A dinner at the end of 2014, following the police killings of Garner, Brown, and Rice, found participants especially fired up. The group ate together in December, shortly after Art Basel Miami Beach. “People just couldn’t understand how you could celebrate the art fair, and then protest,” says Alba. “I felt the same with Trayvon Martin; that happened in Florida, and people still went to Art Basel.”

More recently, the highly charged conversations surrounding Dana Schutz’s painting of Emmett Till lying in his casket, a flashpoint of the Whitney Biennial, surfaced at one of Alba’s suppers and revealed a generational divide. “Younger folks felt that it should have been taken down, which I found very interesting,” says Alba. “A lot of people felt it should be discussed and critiqued heavily, but it should not be taken down—which is my position. I don’t like [the painting], but that history is not just a history for black people, that’s a history for everyone in this country.”
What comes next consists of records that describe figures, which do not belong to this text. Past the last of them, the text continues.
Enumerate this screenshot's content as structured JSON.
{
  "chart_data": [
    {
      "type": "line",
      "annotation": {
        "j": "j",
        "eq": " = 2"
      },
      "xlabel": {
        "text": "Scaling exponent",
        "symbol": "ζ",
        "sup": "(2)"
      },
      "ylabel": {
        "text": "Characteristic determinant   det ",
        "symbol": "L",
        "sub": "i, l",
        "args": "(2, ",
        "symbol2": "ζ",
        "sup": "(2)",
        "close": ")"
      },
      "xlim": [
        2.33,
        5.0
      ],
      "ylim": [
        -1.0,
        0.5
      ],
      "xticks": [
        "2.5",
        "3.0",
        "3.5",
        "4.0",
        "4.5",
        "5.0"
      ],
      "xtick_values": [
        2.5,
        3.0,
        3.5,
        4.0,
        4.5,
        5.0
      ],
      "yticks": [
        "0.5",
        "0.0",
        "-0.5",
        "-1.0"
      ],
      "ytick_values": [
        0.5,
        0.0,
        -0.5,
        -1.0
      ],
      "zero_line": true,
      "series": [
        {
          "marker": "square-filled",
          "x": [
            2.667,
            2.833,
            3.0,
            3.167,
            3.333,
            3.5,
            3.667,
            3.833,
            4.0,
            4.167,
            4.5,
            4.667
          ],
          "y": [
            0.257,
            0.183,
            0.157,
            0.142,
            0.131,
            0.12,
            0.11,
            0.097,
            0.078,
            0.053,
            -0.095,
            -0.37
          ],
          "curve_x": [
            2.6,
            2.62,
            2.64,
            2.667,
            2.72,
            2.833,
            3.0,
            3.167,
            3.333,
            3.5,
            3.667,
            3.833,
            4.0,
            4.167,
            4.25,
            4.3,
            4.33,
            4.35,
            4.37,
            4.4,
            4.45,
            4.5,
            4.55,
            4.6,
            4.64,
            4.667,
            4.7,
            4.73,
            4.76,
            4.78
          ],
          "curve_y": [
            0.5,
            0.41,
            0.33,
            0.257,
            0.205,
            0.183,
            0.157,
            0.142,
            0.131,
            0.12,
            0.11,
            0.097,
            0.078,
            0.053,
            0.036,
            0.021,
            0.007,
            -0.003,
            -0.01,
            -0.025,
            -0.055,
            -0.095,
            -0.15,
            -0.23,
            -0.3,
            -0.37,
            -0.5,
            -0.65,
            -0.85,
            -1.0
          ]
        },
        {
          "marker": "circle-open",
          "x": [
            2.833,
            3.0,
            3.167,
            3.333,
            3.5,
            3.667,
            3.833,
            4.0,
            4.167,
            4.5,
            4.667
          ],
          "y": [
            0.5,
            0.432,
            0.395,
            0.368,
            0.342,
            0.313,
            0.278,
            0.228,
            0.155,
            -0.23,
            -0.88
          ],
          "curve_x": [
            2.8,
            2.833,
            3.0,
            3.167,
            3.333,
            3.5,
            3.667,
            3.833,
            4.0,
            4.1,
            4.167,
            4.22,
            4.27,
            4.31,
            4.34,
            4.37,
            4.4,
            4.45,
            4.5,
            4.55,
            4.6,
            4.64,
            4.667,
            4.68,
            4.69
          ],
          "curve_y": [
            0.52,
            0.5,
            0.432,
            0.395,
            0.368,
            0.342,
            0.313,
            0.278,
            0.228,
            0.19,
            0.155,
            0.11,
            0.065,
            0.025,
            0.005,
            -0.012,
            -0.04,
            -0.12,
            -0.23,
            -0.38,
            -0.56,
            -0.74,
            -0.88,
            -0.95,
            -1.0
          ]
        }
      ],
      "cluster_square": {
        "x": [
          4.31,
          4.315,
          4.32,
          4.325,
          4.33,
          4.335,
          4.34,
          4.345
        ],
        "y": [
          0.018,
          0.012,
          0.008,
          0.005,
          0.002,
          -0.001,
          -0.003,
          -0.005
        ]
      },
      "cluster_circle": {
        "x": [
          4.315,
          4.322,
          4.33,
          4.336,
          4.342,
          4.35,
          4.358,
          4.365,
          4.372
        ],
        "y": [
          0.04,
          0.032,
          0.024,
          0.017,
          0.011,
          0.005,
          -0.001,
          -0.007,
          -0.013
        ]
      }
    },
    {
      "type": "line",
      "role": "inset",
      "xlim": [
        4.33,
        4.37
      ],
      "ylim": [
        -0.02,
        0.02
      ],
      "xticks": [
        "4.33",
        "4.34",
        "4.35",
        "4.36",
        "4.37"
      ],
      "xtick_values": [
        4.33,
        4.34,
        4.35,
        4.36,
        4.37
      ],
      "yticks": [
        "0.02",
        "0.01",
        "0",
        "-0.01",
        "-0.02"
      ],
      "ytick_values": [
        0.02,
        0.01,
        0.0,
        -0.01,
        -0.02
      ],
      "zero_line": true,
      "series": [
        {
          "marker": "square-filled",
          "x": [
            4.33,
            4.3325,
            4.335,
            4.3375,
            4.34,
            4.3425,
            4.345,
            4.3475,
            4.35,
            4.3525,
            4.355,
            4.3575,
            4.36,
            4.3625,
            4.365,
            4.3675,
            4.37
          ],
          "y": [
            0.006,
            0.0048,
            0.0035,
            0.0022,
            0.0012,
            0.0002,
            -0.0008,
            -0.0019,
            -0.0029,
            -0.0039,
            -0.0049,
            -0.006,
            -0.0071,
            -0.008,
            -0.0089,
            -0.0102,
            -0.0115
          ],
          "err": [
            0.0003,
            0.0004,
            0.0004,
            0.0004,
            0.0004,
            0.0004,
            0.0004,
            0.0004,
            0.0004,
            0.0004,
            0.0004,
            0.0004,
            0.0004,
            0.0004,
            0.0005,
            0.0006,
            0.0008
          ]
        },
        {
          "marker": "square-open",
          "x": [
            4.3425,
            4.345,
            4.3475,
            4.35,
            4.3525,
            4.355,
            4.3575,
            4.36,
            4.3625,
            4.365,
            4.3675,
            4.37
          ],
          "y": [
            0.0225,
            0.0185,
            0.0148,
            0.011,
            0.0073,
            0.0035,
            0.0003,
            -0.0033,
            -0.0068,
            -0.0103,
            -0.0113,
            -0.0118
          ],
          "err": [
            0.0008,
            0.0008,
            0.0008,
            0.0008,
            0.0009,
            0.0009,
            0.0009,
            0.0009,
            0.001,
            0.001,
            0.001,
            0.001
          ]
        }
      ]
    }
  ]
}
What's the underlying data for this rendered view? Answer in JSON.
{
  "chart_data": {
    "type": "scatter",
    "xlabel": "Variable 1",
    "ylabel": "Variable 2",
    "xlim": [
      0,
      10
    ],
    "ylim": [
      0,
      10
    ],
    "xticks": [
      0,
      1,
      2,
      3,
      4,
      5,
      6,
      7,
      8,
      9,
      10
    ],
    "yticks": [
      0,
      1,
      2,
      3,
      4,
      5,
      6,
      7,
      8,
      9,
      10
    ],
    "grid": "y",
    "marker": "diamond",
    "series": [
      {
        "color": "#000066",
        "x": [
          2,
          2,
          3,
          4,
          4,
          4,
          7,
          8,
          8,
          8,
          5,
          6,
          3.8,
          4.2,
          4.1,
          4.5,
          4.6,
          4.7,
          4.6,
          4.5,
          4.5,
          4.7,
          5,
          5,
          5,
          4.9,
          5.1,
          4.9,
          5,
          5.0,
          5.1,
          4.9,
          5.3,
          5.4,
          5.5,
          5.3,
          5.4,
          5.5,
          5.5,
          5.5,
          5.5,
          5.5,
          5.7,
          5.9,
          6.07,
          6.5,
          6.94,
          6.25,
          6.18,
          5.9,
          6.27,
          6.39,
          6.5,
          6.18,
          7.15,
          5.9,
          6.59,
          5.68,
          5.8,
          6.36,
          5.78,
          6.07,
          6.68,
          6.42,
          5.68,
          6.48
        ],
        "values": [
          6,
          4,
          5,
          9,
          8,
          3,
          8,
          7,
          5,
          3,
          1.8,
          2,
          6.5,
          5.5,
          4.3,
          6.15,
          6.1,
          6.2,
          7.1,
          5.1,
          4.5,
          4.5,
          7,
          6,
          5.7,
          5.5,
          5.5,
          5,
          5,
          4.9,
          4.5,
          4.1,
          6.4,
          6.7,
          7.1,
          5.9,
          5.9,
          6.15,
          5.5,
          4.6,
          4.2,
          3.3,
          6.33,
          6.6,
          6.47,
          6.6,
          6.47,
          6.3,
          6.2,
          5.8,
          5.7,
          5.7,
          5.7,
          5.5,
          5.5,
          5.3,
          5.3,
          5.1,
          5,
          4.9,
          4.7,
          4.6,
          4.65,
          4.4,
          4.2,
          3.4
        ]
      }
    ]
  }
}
Elia Alba, The Professor (Hank Willis Thomas), 2014. Courtesy of the Shelley & Donald Rubin Foundation.

The past five years of suppers have made Alba more sensitive to and aware of different viewpoints, she says. “As artists, we do need to be more sensitive, because we’re putting stuff out into the world. I feel like I was very naïve for a while. Now, to use the contemporary language, I’m woke,” she says.  

She hopes that when her book is eventually published, the dinner transcripts will have a similar impact on others. And the images—or “beauty shots,” as she thinks of them—will hopefully empower viewers, particularly women. She points to her portrait of Juana Valdes, whom she captured looking “so powerful” in a dress with a 10-foot train, and to her nude portrait of Mickalene Thomas, as “The Female Gaze,” portrayed as a Sandro Botticelli-Venus-like statue on a beach in Fire Island.

“With Mickalene Thomas, she portrays these women that are so strong and über-feminine and beautiful, with glitter and sparkle,” Alba says. “Mickalene let me photograph her without any clothes, it was a beautiful day.”

“It’s about reimagining icons and perceptions of what is beautiful—and who is beautiful.”